The stolen things, the broken dolls, the rigid arrangement of hairclips: warning signs of a child who felt unsafe, attempting to order her world, the significance missed, then forgotten.
Alice felt left out of important family issues, e.g., exclusion from the fact of her mother’s pregnancy. Retrospective diagnosis at this stage: mild depressive disorder, with associated anxiety.
I should have told her. I wish I had. She was tired but coping. That was what we thought. We didn’t see anything … No: we didn’t understand anything.
Third sibling: born 37 weeks gestation normal delivery …
Alice experienced raised level of anxiety and depression around the welfare of the new baby and describes his birth in terms of a tipping point. She felt less visible to her parents from then on, and in addition to feeling more unsafe herself was concerned for the baby’s wellbeing, and also her sister’s. She has positive memories of time spent with a family friend, with whom bonding occurred, which mitigated these effects at this time.
Megan saving us, as she still does, but even so, in spite of everything, sometimes I look at her peaceful face, and think, Could it possibly, still, be you?
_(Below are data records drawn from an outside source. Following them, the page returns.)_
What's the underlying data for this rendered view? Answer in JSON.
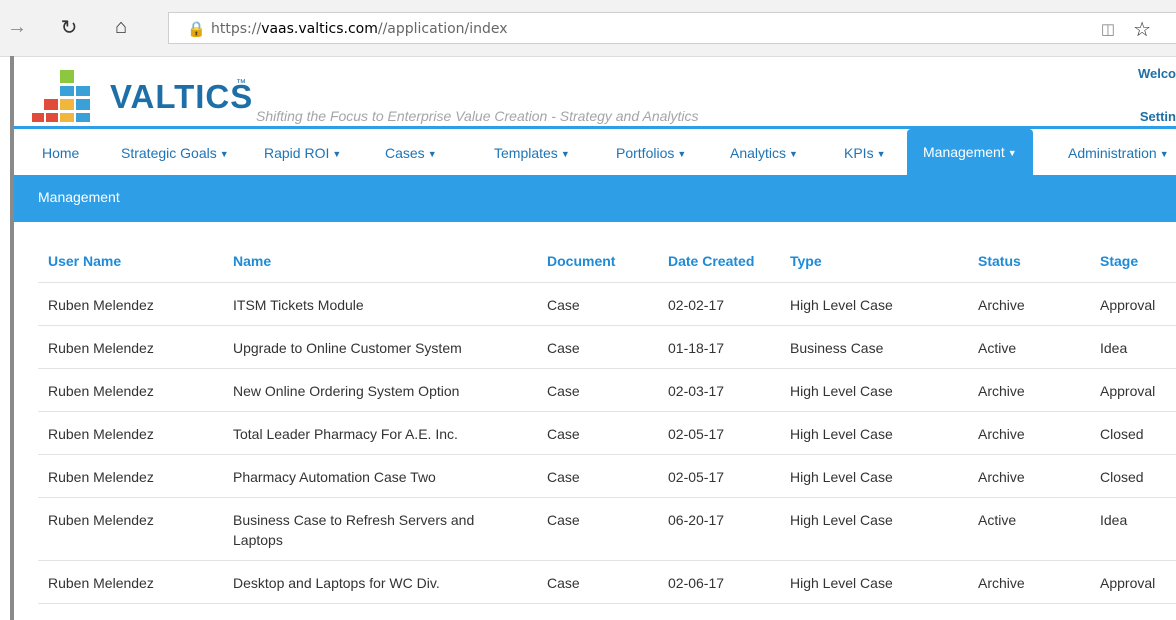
{
  "browser": {
    "url_prefix": "https://",
    "url_host": "vaas.valtics.com",
    "url_path": "//application/index"
  },
  "header": {
    "logo_text": "VALTICS",
    "logo_tm": "™",
    "tagline": "Shifting the Focus to Enterprise Value Creation - Strategy and Analytics",
    "welcome": "Welco",
    "settings": "Settin"
  },
  "nav": {
    "items": [
      {
        "label": "Home",
        "caret": false
      },
      {
        "label": "Strategic Goals",
        "caret": true
      },
      {
        "label": "Rapid ROI",
        "caret": true
      },
      {
        "label": "Cases",
        "caret": true
      },
      {
        "label": "Templates",
        "caret": true
      },
      {
        "label": "Portfolios",
        "caret": true
      },
      {
        "label": "Analytics",
        "caret": true
      },
      {
        "label": "KPIs",
        "caret": true
      },
      {
        "label": "Management",
        "caret": true,
        "active": true
      },
      {
        "label": "Administration",
        "caret": true
      }
    ]
  },
  "section": {
    "title": "Management"
  },
  "table": {
    "columns": [
      "User Name",
      "Name",
      "Document",
      "Date Created",
      "Type",
      "Status",
      "Stage"
    ],
    "rows": [
      [
        "Ruben Melendez",
        "ITSM Tickets Module",
        "Case",
        "02-02-17",
        "High Level Case",
        "Archive",
        "Approval"
      ],
      [
        "Ruben Melendez",
        "Upgrade to Online Customer System",
        "Case",
        "01-18-17",
        "Business Case",
        "Active",
        "Idea"
      ],
      [
        "Ruben Melendez",
        "New Online Ordering System Option",
        "Case",
        "02-03-17",
        "High Level Case",
        "Archive",
        "Approval"
      ],
      [
        "Ruben Melendez",
        "Total Leader Pharmacy For A.E. Inc.",
        "Case",
        "02-05-17",
        "High Level Case",
        "Archive",
        "Closed"
      ],
      [
        "Ruben Melendez",
        "Pharmacy Automation Case Two",
        "Case",
        "02-05-17",
        "High Level Case",
        "Archive",
        "Closed"
      ],
      [
        "Ruben Melendez",
        "Business Case to Refresh Servers and Laptops",
        "Case",
        "06-20-17",
        "High Level Case",
        "Active",
        "Idea"
      ],
      [
        "Ruben Melendez",
        "Desktop and Laptops for WC Div.",
        "Case",
        "02-06-17",
        "High Level Case",
        "Archive",
        "Approval"
      ]
    ]
  }
}
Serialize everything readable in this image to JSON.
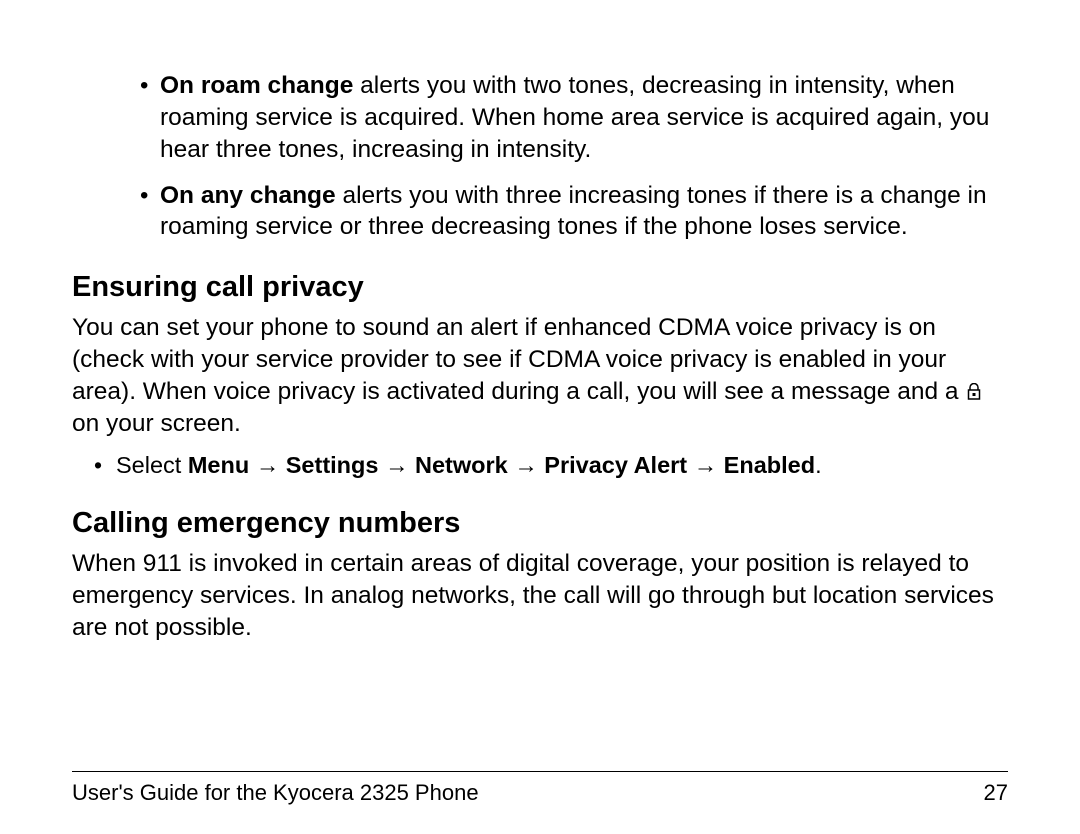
{
  "bullets": {
    "roam_change": {
      "label": "On roam change",
      "text": " alerts you with two tones, decreasing in intensity, when roaming service is acquired. When home area service is acquired again, you hear three tones, increasing in intensity."
    },
    "any_change": {
      "label": "On any change",
      "text": " alerts you with three increasing tones if there is a change in roaming service or three decreasing tones if the phone loses service."
    }
  },
  "section1": {
    "heading": "Ensuring call privacy",
    "body_pre": "You can set your phone to sound an alert if enhanced CDMA voice privacy is on (check with your service provider to see if CDMA voice privacy is enabled in your area). When voice privacy is activated during a call, you will see a message and a ",
    "body_post": " on your screen.",
    "menu_prefix": "Select ",
    "menu_path": "Menu → Settings → Network → Privacy Alert → Enabled",
    "menu_suffix": "."
  },
  "section2": {
    "heading": "Calling emergency numbers",
    "body": "When 911 is invoked in certain areas of digital coverage, your position is relayed to emergency services. In analog networks, the call will go through but location services are not possible."
  },
  "footer": {
    "title": "User's Guide for the Kyocera 2325 Phone",
    "page": "27"
  }
}
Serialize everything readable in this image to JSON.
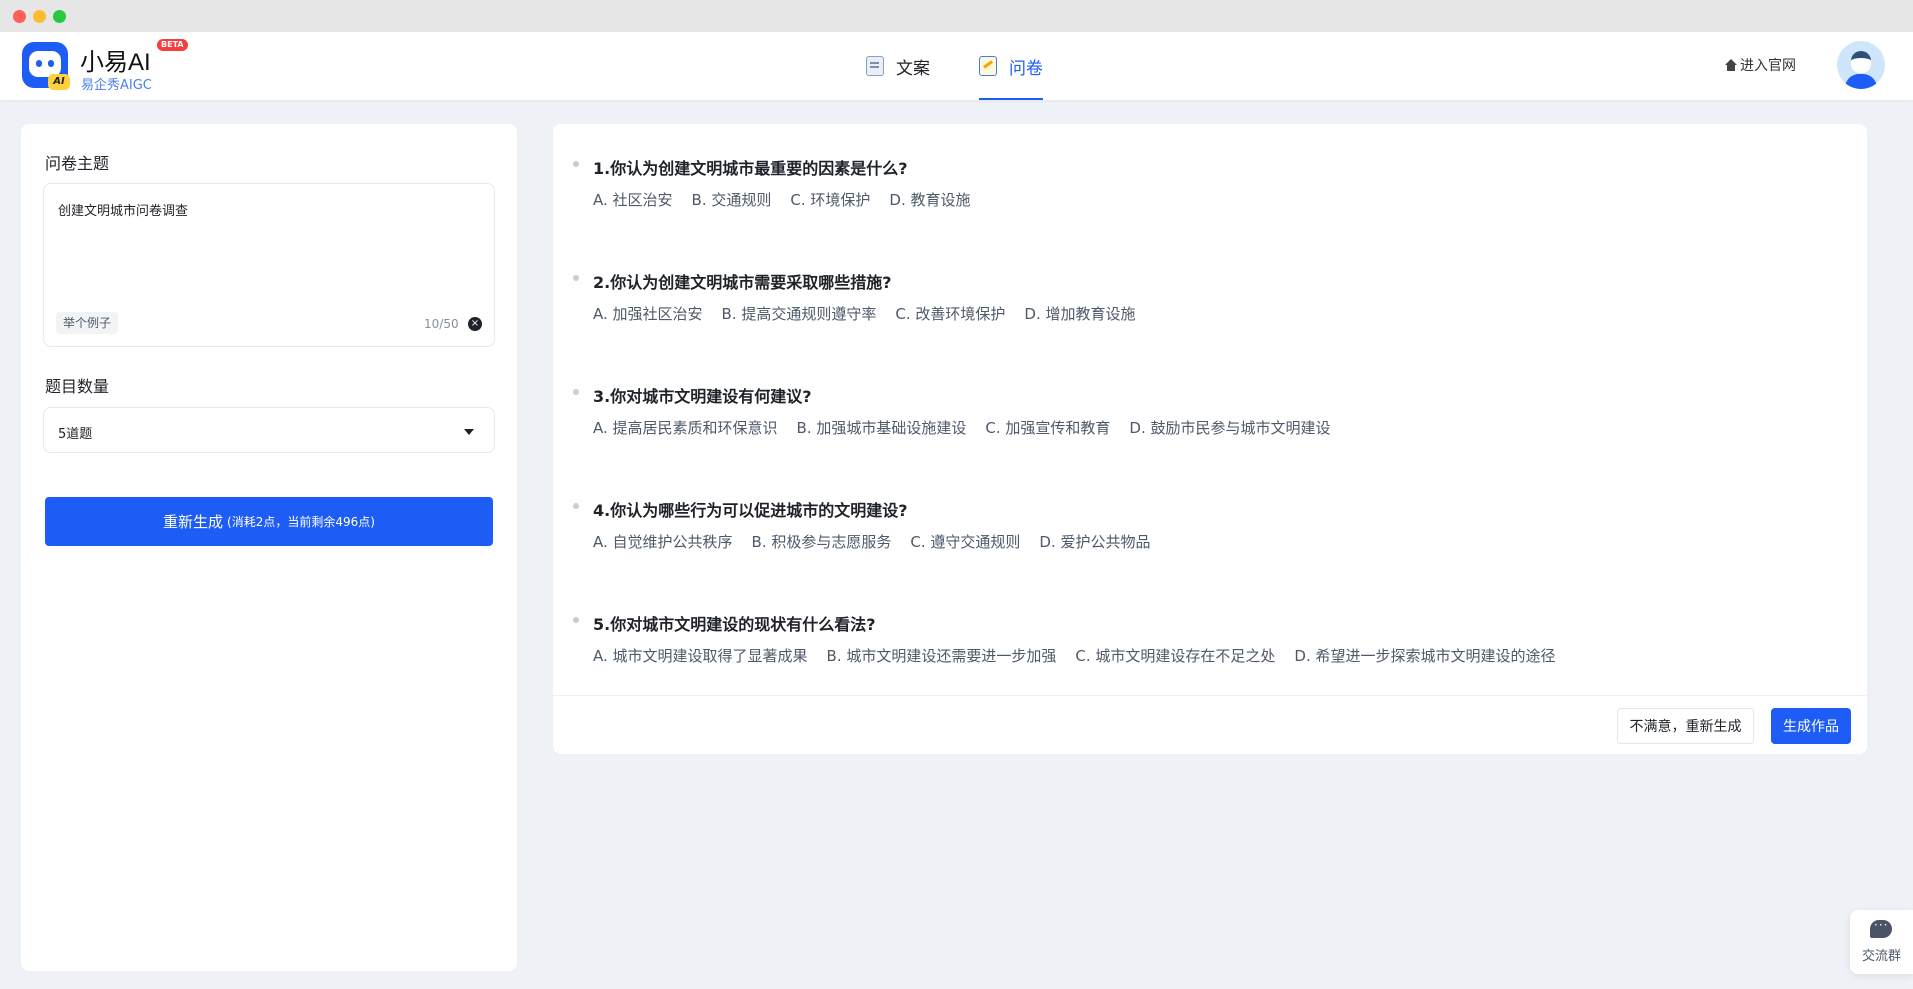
{
  "header": {
    "brand_name": "小易AI",
    "beta_badge": "BETA",
    "brand_sub": "易企秀AIGC",
    "logo_tag": "AI",
    "tabs": [
      {
        "label": "文案",
        "active": false
      },
      {
        "label": "问卷",
        "active": true
      }
    ],
    "home_link": "进入官网"
  },
  "left": {
    "topic_label": "问卷主题",
    "topic_value": "创建文明城市问卷调查",
    "example_tag": "举个例子",
    "char_count": "10/50",
    "count_label": "题目数量",
    "count_value": "5道题",
    "regen_main": "重新生成",
    "regen_sub": "(消耗2点，当前剩余496点)"
  },
  "questions": [
    {
      "title": "1.你认为创建文明城市最重要的因素是什么?",
      "options": [
        "A. 社区治安",
        "B. 交通规则",
        "C. 环境保护",
        "D. 教育设施"
      ]
    },
    {
      "title": "2.你认为创建文明城市需要采取哪些措施?",
      "options": [
        "A. 加强社区治安",
        "B. 提高交通规则遵守率",
        "C. 改善环境保护",
        "D. 增加教育设施"
      ]
    },
    {
      "title": "3.你对城市文明建设有何建议?",
      "options": [
        "A. 提高居民素质和环保意识",
        "B. 加强城市基础设施建设",
        "C. 加强宣传和教育",
        "D. 鼓励市民参与城市文明建设"
      ]
    },
    {
      "title": "4.你认为哪些行为可以促进城市的文明建设?",
      "options": [
        "A. 自觉维护公共秩序",
        "B. 积极参与志愿服务",
        "C. 遵守交通规则",
        "D. 爱护公共物品"
      ]
    },
    {
      "title": "5.你对城市文明建设的现状有什么看法?",
      "options": [
        "A. 城市文明建设取得了显著成果",
        "B. 城市文明建设还需要进一步加强",
        "C. 城市文明建设存在不足之处",
        "D. 希望进一步探索城市文明建设的途径"
      ]
    }
  ],
  "actions": {
    "retry": "不满意，重新生成",
    "produce": "生成作品"
  },
  "widget": {
    "label": "交流群"
  },
  "colors": {
    "accent": "#1d5cf5",
    "background": "#eef1f5",
    "beta": "#f53f3f"
  },
  "icons": [
    "home-icon",
    "chat-icon",
    "clear-icon",
    "caret-down-icon",
    "document-icon",
    "questionnaire-icon"
  ]
}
History of Presenting Incident
The family moved to Kubung, Botswana, in December 2013 in order for Dr Adam Jordan to take up a planned research sabbatical. Alice experienced further anxiety, due to interruption of normal routines; and the loss of relationships with the family au pair and the above friend. Alice had been informed by her mother she would be at home during their sabbatical so she experienced significant loss of trust when her mother unexpectedly returned to work at six weeks.